Sprint Communications had not updated its offerings as of Friday, said Lewis, but the company has previously made significant wireless investments in the region.

Although current internet pricing has yet to breach the desired levels, those costs could come down as demand and coverage areas grow. Providers will have fewer expansion costs once local networks are established.

“To get more data to Stroudsburg, you need a bigger pipe coming from somewhere,” Lewis said. “You can’t get gigabit to Middle Smithfield until you have those pipes.”

“Once you get it to Middle Smithfield, then you can start building out to places like Bushkill.”

Those infrastructure improvements should also expedite the awaited rollout of fifth-generation cellular data networks. Wireless providers around the world are racing to deploy 5G services and equipment capable of bigger bandwidths and faster speeds than current 4G standards.

“Every cellphone call goes into the ground,” Lewis said. “It hits the tower and goes through those fibers to the tower closest to the person you’re calling.”

“The fiber they’re putting now, that also impacts the cell service.
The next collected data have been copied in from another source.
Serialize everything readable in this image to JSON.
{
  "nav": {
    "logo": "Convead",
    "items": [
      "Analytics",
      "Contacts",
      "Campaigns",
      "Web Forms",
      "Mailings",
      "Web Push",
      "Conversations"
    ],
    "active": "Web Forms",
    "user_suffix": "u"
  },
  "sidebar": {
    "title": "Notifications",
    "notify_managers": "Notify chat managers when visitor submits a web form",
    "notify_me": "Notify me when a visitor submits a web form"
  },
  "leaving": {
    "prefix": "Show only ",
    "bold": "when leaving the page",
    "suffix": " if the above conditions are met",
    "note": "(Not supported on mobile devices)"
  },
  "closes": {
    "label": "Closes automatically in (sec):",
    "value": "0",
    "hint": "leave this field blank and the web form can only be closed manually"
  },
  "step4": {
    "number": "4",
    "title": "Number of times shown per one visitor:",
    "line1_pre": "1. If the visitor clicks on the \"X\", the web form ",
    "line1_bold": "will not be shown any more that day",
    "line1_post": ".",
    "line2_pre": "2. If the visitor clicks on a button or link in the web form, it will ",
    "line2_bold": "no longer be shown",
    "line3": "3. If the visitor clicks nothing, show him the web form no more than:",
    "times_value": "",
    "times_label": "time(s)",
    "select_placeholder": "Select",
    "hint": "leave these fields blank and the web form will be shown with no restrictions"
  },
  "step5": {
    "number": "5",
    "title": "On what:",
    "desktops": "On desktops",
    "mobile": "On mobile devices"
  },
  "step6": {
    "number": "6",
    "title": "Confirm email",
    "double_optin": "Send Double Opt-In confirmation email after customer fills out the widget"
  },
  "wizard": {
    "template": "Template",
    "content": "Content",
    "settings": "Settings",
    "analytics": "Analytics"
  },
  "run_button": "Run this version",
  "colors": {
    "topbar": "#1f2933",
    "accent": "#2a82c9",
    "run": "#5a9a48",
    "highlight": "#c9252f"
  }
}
Every cell tower needs fiber going to it. The tower is just a radio.”

“That’s why you see companies merging now — they’re preparing. People are cutting the cord already, and now they’re cutting the cord to their TVs too. That’s another reason we need these investments: so we get the 5G rollout quicker.”

AcceleratePA will meet Dec. 4 for another public presentation. The coalition expects to have further updates on provider progress by that time.